Imaging is not routine for everyone with chronic headaches but is used when red flags are present. An MRI of the brain is the preferred scan, sometimes paired with imaging of the blood vessels. If your doctor suspects a pressure issue inside the skull or certain types of infection, a lumbar puncture (spinal tap) may be recommended. For people over 50 with a new headache, blood tests measuring inflammation markers help rule out a condition called giant cell arteritis, which affects the blood vessels in the temples.
Lifestyle Factors That Keep the Cycle Going
Chronic headaches rarely have a single cause. Sleep disruption is one of the strongest perpetuating factors. Poor sleep quality, inconsistent sleep schedules, and conditions like obstructive sleep apnea all contribute to daily head pain. People with sleep apnea sometimes notice their headaches are worst in the morning, though the exact mechanism is still debated.

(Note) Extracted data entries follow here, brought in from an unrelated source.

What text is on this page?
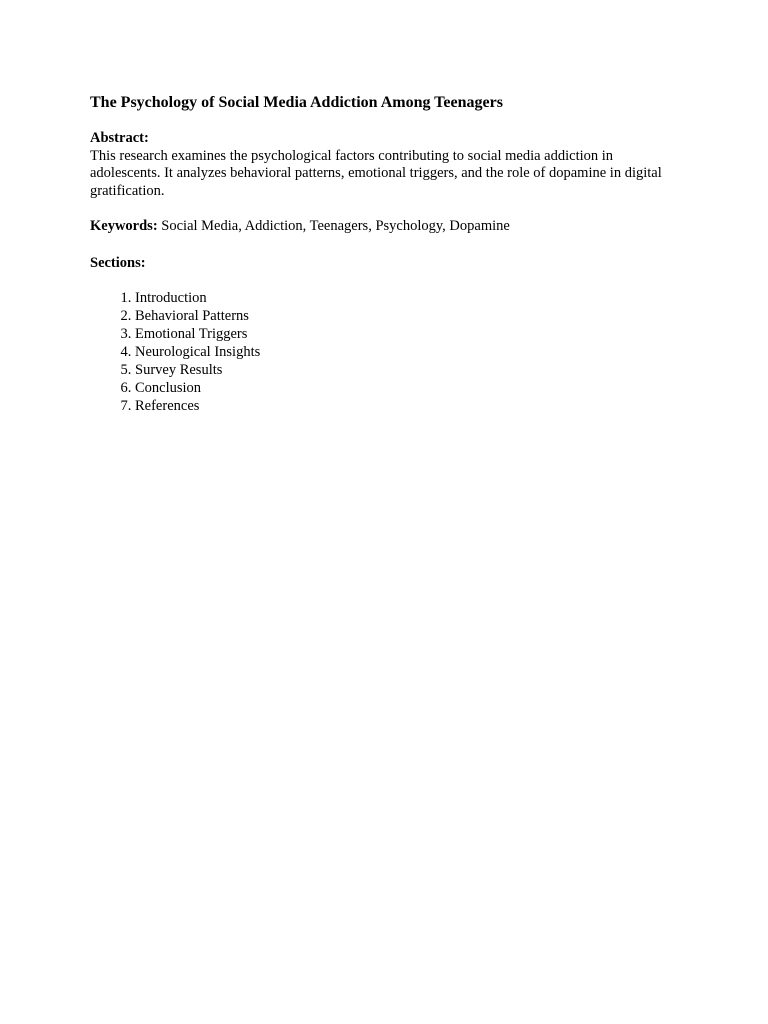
The Psychology of Social Media Addiction Among Teenagers
Abstract:
This research examines the psychological factors contributing to social media addiction in adolescents. It analyzes behavioral patterns, emotional triggers, and the role of dopamine in digital gratification.
Keywords: Social Media, Addiction, Teenagers, Psychology, Dopamine
Sections:
1. Introduction
2. Behavioral Patterns
3. Emotional Triggers
4. Neurological Insights
5. Survey Results
6. Conclusion
7. References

Sleep disruptions and related cardiovascular strain both play a role.
Stress, caffeine patterns, dehydration, and skipped meals are common aggravators. None of these individually explain constant headaches, but they lower the threshold for pain in someone already prone to headaches. Addressing these factors won’t necessarily cure chronic headaches on their own, but ignoring them makes every other treatment less effective. Keeping a headache diary that tracks sleep, meals, stress, and medication use for a few weeks gives both you and your doctor a much clearer picture of what’s driving the pattern.